La Banque de la République du Burundi, BRB, vient de prendre la décision de retirer de la circulation, depuis le 8 juin 2023, les billets de 5 000 FBu et de 10 000 FBu datant du 4 juillet 2018 pour les remplacer par de nouvelles coupures de cette même valeur du 7 novembre 2022. Les raisons avancées par la Banque centrale sont nombreuses et semblent pertinentes, notamment le fait que « plus de 60 % d’une certaine gamme de billets se retrouvent hors du circuit bancaire ». Dans une interview exclusive qu’il a accordée à Iwacu, le gouverneur de la BRB n’y va pas avec le dos de la cuillère. Il assume que « des mesures s’imposent ». Très bien.

Par Léandre Sikuyavuga
Directeur du groupe de presse Iwacu

Et ce n’est pas la première fois qu’une telle opération se fait au Burundi. Mais cette fois, la décision est sous les feux des critiques. Elle a provoqué un tollé, causé l’émoi dans certains milieux. Entre autres griefs : le plafond de dépôts et de retraits en cash sur une courte période. Les longues files d’attente devant les banques. La mesure est ainsi accusée de tout et de son contraire : « C’est un pur règlement de comptes … Des mesures irréfléchies, hâtives, anticonstitutionnelles qui mènent à des solutions bancales… » Certains anticipent déjà les conséquences de la décision de la BRB : « Elle sape la confiance des acteurs économiques locaux et les pourvoyeurs d’aide financière étrangère qui pourraient conclure à un manque de la maîtrise de la politique monétaire et financière… Il y aura l’anéantissement, la destruction de confiance de notre monnaie. Attendons-nous à la dollarisation de notre économie. »

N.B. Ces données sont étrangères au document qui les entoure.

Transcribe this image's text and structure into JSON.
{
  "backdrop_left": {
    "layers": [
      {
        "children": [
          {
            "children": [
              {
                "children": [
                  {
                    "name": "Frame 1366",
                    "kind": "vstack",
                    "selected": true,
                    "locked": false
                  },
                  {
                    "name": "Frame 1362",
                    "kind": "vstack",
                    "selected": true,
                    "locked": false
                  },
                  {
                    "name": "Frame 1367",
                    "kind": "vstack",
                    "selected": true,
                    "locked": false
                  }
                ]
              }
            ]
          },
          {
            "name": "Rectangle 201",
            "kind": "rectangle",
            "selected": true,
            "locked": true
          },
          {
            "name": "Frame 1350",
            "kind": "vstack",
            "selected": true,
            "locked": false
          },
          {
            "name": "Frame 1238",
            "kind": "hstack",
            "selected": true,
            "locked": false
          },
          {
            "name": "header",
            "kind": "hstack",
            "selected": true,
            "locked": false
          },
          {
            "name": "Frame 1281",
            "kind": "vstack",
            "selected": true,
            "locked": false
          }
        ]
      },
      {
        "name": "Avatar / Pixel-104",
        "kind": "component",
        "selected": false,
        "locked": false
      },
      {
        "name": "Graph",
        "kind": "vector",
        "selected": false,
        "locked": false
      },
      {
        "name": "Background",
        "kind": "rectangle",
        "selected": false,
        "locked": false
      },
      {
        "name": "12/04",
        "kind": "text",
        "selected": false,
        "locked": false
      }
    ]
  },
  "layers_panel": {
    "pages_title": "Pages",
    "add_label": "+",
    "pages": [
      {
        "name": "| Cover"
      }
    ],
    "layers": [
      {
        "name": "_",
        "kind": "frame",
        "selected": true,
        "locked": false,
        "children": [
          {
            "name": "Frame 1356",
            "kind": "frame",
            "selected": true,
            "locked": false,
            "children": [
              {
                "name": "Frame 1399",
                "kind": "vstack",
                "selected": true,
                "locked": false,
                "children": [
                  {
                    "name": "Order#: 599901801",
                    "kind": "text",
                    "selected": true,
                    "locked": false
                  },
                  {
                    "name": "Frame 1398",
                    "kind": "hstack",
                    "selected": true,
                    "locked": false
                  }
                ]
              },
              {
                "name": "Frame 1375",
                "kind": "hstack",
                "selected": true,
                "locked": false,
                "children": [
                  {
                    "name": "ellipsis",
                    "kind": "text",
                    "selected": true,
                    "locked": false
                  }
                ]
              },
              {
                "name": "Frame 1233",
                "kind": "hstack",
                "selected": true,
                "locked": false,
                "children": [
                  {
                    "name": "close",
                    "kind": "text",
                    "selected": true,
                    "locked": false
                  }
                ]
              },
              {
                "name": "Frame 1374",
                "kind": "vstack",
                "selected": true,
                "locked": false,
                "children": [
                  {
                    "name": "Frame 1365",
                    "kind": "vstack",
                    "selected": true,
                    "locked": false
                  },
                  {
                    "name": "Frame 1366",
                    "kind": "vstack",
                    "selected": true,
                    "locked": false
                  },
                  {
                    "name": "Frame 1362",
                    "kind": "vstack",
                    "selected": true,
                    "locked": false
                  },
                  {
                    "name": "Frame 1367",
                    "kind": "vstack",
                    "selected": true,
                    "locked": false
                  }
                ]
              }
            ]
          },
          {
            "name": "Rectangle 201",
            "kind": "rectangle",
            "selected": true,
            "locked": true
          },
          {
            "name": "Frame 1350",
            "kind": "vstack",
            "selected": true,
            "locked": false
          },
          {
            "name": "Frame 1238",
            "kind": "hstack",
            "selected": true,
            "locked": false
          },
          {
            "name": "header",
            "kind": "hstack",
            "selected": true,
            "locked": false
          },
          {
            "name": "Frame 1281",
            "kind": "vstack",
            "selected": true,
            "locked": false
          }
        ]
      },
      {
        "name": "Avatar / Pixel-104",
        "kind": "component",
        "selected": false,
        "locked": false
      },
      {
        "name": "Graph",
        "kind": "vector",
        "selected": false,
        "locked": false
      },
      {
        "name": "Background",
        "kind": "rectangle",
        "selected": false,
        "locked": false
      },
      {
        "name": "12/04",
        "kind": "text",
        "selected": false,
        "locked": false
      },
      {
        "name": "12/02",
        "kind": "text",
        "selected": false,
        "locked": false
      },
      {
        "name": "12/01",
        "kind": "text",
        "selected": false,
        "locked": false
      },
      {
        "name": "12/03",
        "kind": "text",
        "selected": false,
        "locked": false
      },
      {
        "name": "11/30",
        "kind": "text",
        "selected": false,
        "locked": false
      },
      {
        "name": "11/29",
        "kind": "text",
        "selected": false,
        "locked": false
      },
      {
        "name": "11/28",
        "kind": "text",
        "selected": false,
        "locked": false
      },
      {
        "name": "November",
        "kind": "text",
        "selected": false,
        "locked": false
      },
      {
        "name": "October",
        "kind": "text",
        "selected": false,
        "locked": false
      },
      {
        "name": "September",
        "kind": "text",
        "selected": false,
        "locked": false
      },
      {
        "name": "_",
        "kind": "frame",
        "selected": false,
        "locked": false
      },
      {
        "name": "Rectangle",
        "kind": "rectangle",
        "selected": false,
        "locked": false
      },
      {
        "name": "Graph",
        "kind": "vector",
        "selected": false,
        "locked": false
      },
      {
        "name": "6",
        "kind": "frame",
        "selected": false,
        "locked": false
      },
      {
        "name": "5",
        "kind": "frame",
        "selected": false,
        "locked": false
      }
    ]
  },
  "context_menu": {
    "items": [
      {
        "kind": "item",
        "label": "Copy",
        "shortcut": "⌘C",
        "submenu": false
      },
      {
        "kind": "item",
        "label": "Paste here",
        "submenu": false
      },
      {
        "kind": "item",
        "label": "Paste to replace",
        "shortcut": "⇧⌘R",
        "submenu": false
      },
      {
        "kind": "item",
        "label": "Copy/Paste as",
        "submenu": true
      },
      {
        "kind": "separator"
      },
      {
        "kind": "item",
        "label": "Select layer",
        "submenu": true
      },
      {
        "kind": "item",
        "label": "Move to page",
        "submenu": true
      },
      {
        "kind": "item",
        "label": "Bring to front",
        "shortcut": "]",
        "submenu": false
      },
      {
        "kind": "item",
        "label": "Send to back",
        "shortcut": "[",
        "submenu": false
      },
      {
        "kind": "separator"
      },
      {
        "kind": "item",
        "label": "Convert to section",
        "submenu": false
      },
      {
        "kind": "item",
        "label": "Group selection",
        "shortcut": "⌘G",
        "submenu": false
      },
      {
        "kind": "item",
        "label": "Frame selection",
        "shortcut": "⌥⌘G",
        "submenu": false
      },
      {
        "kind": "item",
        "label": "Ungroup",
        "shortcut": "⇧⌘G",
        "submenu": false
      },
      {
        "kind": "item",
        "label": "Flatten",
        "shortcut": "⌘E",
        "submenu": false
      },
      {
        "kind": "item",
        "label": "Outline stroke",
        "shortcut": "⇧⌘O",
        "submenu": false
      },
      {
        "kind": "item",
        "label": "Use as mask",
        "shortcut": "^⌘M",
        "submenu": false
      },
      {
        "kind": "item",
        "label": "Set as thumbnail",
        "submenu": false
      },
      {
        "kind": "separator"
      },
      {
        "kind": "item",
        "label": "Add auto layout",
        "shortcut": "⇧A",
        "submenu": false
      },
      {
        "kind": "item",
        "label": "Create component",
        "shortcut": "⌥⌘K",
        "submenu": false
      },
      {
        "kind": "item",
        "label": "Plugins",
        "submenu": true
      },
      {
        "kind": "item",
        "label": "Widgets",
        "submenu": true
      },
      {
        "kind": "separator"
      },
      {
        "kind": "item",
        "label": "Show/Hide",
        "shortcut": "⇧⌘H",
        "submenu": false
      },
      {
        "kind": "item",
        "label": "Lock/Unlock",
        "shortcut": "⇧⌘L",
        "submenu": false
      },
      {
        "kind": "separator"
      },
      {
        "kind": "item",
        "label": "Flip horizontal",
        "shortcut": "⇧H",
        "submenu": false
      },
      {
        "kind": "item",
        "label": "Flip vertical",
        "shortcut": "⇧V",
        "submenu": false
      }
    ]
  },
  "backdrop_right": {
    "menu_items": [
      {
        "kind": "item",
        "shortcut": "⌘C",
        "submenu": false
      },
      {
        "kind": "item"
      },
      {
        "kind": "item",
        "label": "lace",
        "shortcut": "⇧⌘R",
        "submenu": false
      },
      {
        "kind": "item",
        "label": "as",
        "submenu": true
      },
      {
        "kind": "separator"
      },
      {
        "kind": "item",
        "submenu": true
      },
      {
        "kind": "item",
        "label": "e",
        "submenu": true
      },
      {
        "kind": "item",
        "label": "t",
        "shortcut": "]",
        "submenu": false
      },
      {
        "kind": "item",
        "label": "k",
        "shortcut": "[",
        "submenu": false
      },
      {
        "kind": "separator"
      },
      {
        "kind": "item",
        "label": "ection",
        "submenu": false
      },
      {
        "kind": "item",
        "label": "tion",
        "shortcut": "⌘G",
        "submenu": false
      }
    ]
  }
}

Des questions aussi. Selon un expert en économie, une institution stratégique comme la BRB a, à sa disposition, des instruments techniques pour contrôler, augmenter et réduire la masse monétaire. Mais comment se fait-il que 60% de billets puissent « disparaître hors du circuit bancaire » à l’insu de la Banque centrale ? Quelles sont réellement les causes de cette disparition ? Qui seraient en possession de ces montants colossaux ?

Amer beaucoup de citoyens estiment que si la mesure devait toucher seulement ceux qui ont pillé, détourné les deniers publics, le public applaudirait. Cependant, elle risque de causer un préjudice grave aux détenteurs qui ont gagné cet argent honnêtement. Surtout que notre pays affiche un faible taux d’inclusion bancaire en particulier dans les milieux ruraux éloignés des banques et autres établissements financiers. Comment alors séparer le bon grain de l’ivraie, protéger le citoyen de bonne foi des « prédateurs » qui ont acquis cet argent de manière frauduleuse ? Ce n’est pas simple.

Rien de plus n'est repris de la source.